Hace unas semanas cuando se celebró en Azpeitia el 25 aniversario del Museo del Ferrocarril no se le invitó al acto al Consejero que lo puso en marcha, Josu Bergara con el agravante de que cuando en 1994 se inauguró y vio una placa alegórica al acto en aquella estación con su nombre impreso ordenó quitar dicha placa. Han pasado 25 años y en lugar de premiar aquella acción y ponerla como ejemplo de buena praxis y de honestidad recibió el silencio como reconocimiento y ni tan siquiera fue invitado a dicho acto como si no hubiera sido él quien con Juanjo Olaizola hubiera puesto en marcha aquel Museo.

Cerca de Azpeitia, en Donosti, ese día se celebraba en la Diputación de Gipuzkoa el centenario de la Academia de la Lengua Vasca.

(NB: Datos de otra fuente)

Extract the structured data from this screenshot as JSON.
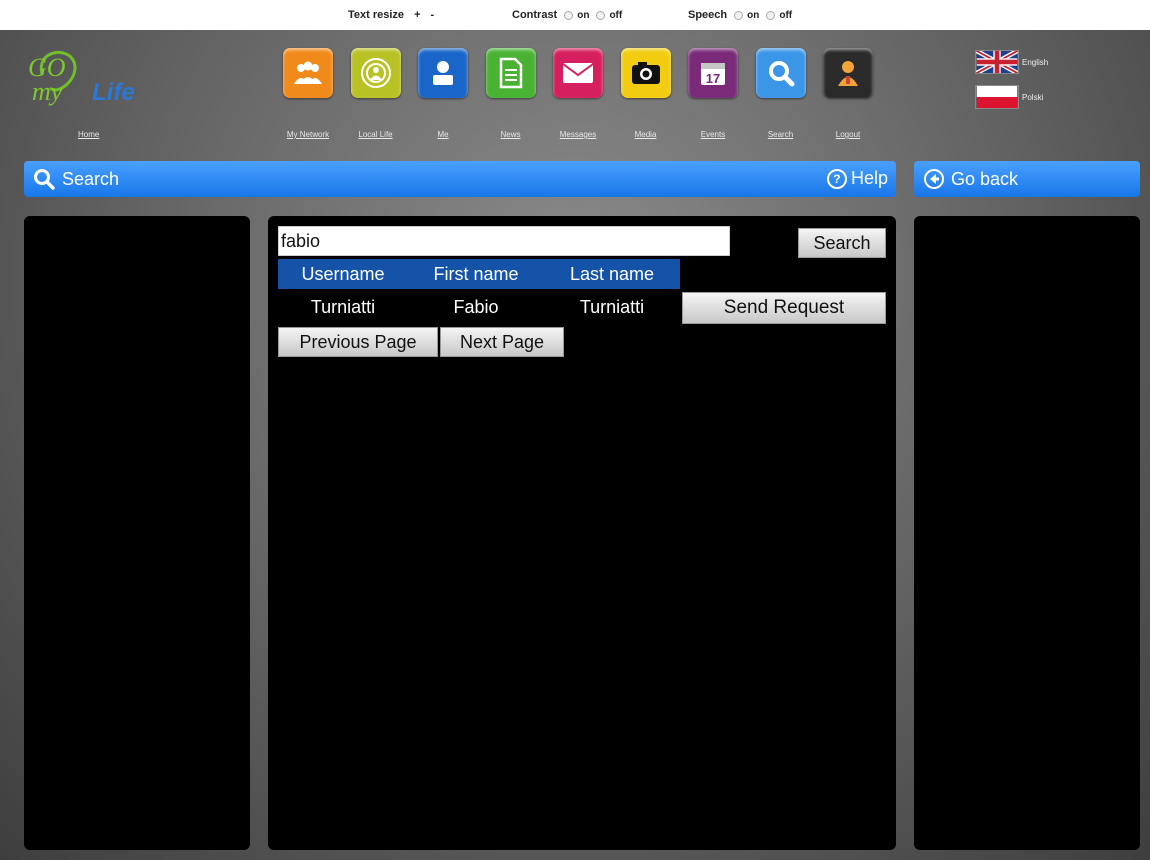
{
  "accessibility": {
    "text_resize_label": "Text resize",
    "increase": "+",
    "decrease": "-",
    "contrast_label": "Contrast",
    "speech_label": "Speech",
    "on": "on",
    "off": "off"
  },
  "logo": {
    "text_go": "GO",
    "text_my": "my",
    "text_life": "Life"
  },
  "home_label": "Home",
  "nav": [
    {
      "label": "My Network",
      "icon": "people-icon",
      "color": "#f08a1a"
    },
    {
      "label": "Local Life",
      "icon": "target-icon",
      "color": "#b9c224"
    },
    {
      "label": "Me",
      "icon": "person-icon",
      "color": "#1a66c8"
    },
    {
      "label": "News",
      "icon": "document-icon",
      "color": "#49b233"
    },
    {
      "label": "Messages",
      "icon": "envelope-icon",
      "color": "#d61f5e"
    },
    {
      "label": "Media",
      "icon": "camera-icon",
      "color": "#f2cc10"
    },
    {
      "label": "Events",
      "icon": "calendar-icon",
      "color": "#7a2a78"
    },
    {
      "label": "Search",
      "icon": "magnifier-icon",
      "color": "#3b96e8"
    },
    {
      "label": "Logout",
      "icon": "logout-icon",
      "color": "#2a2a2a"
    }
  ],
  "languages": [
    {
      "label": "English",
      "flag": "uk-flag-icon"
    },
    {
      "label": "Polski",
      "flag": "poland-flag-icon"
    }
  ],
  "search_bar": {
    "title": "Search",
    "help": "Help",
    "help_symbol": "?"
  },
  "back_bar": {
    "title": "Go back"
  },
  "search": {
    "value": "fabio",
    "button": "Search"
  },
  "results": {
    "columns": [
      "Username",
      "First name",
      "Last name"
    ],
    "rows": [
      {
        "username": "Turniatti",
        "first_name": "Fabio",
        "last_name": "Turniatti",
        "action": "Send Request"
      }
    ]
  },
  "pagination": {
    "previous": "Previous Page",
    "next": "Next Page"
  },
  "colors": {
    "accent_blue": "#1876e8",
    "header_blue": "#1553a8",
    "panel_bg": "#000000"
  }
}
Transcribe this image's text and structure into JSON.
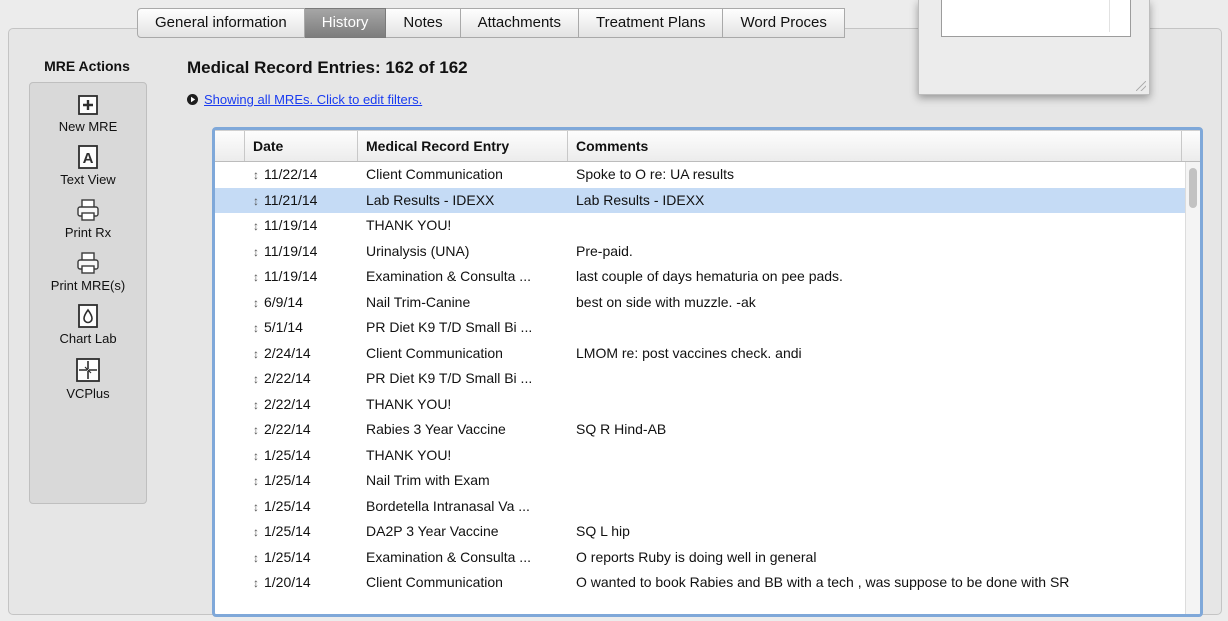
{
  "tabs": [
    {
      "label": "General information"
    },
    {
      "label": "History"
    },
    {
      "label": "Notes"
    },
    {
      "label": "Attachments"
    },
    {
      "label": "Treatment Plans"
    },
    {
      "label": "Word Proces"
    }
  ],
  "active_tab": "History",
  "sidebar": {
    "title": "MRE Actions",
    "actions": [
      {
        "label": "New MRE",
        "icon": "plus-box-icon"
      },
      {
        "label": "Text View",
        "icon": "letter-a-box-icon"
      },
      {
        "label": "Print Rx",
        "icon": "printer-icon"
      },
      {
        "label": "Print MRE(s)",
        "icon": "printer-icon"
      },
      {
        "label": "Chart Lab",
        "icon": "drop-icon"
      },
      {
        "label": "VCPlus",
        "icon": "vcplus-icon"
      }
    ]
  },
  "header": {
    "title": "Medical Record Entries: 162 of 162",
    "filter_link": "Showing all MREs. Click to edit filters."
  },
  "table": {
    "columns": [
      "Date",
      "Medical Record Entry",
      "Comments"
    ],
    "selected_index": 1,
    "rows": [
      {
        "date": "11/22/14",
        "entry": "Client Communication",
        "comment": "Spoke to O re: UA results"
      },
      {
        "date": "11/21/14",
        "entry": "Lab Results - IDEXX",
        "comment": "Lab Results - IDEXX"
      },
      {
        "date": "11/19/14",
        "entry": "THANK YOU!",
        "comment": ""
      },
      {
        "date": "11/19/14",
        "entry": "Urinalysis (UNA)",
        "comment": "Pre-paid."
      },
      {
        "date": "11/19/14",
        "entry": "Examination & Consulta ...",
        "comment": "last couple of days hematuria on pee pads."
      },
      {
        "date": "6/9/14",
        "entry": "Nail Trim-Canine",
        "comment": "best on side with muzzle. -ak"
      },
      {
        "date": "5/1/14",
        "entry": "PR Diet K9 T/D Small Bi ...",
        "comment": ""
      },
      {
        "date": "2/24/14",
        "entry": "Client Communication",
        "comment": "LMOM re: post vaccines check.  andi"
      },
      {
        "date": "2/22/14",
        "entry": "PR Diet K9 T/D Small Bi ...",
        "comment": ""
      },
      {
        "date": "2/22/14",
        "entry": "THANK YOU!",
        "comment": ""
      },
      {
        "date": "2/22/14",
        "entry": "Rabies 3 Year Vaccine",
        "comment": "SQ R Hind-AB"
      },
      {
        "date": "1/25/14",
        "entry": "THANK YOU!",
        "comment": ""
      },
      {
        "date": "1/25/14",
        "entry": "Nail Trim with Exam",
        "comment": ""
      },
      {
        "date": "1/25/14",
        "entry": "Bordetella Intranasal Va ...",
        "comment": ""
      },
      {
        "date": "1/25/14",
        "entry": "DA2P 3 Year Vaccine",
        "comment": "SQ L hip"
      },
      {
        "date": "1/25/14",
        "entry": "Examination & Consulta ...",
        "comment": "O reports Ruby is doing well in general"
      },
      {
        "date": "1/20/14",
        "entry": "Client Communication",
        "comment": "O wanted to book Rabies and BB with a tech , was suppose to be done with SR"
      }
    ]
  },
  "colors": {
    "selected_row": "#c5dbf5",
    "link": "#1a3cf0",
    "focus_ring": "#7fa8d9"
  }
}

Su presidente Andrés Urrutia, para no ser menos, no le invitó a quien había sido Diputado General en aquella casa y la persona que había logrado introducir en el apartado dedicado a las Academias de los presupuestos generales del estado una partida, cuando fue diputado en el Congreso, partida que al estar abierta, recibe cada año del estado sus merecidos emolumentos.
Valgan estos dos ejemplos para ofrecer una pincelada sobre el adanismo.

Vayamos ahora al erostratismo. No es lo mismo ser notable que ser notorio. Nuestra época abre paso al notorio y se lo obstruye al notable. Es una época de publicidad y de engaño. El afán de notoriedad se justifica ante el éxito alcanzado. Lo importante: el éxito. Llegar, llegar. Parecer. Representar. Lo terrible: no alcanzar el éxito.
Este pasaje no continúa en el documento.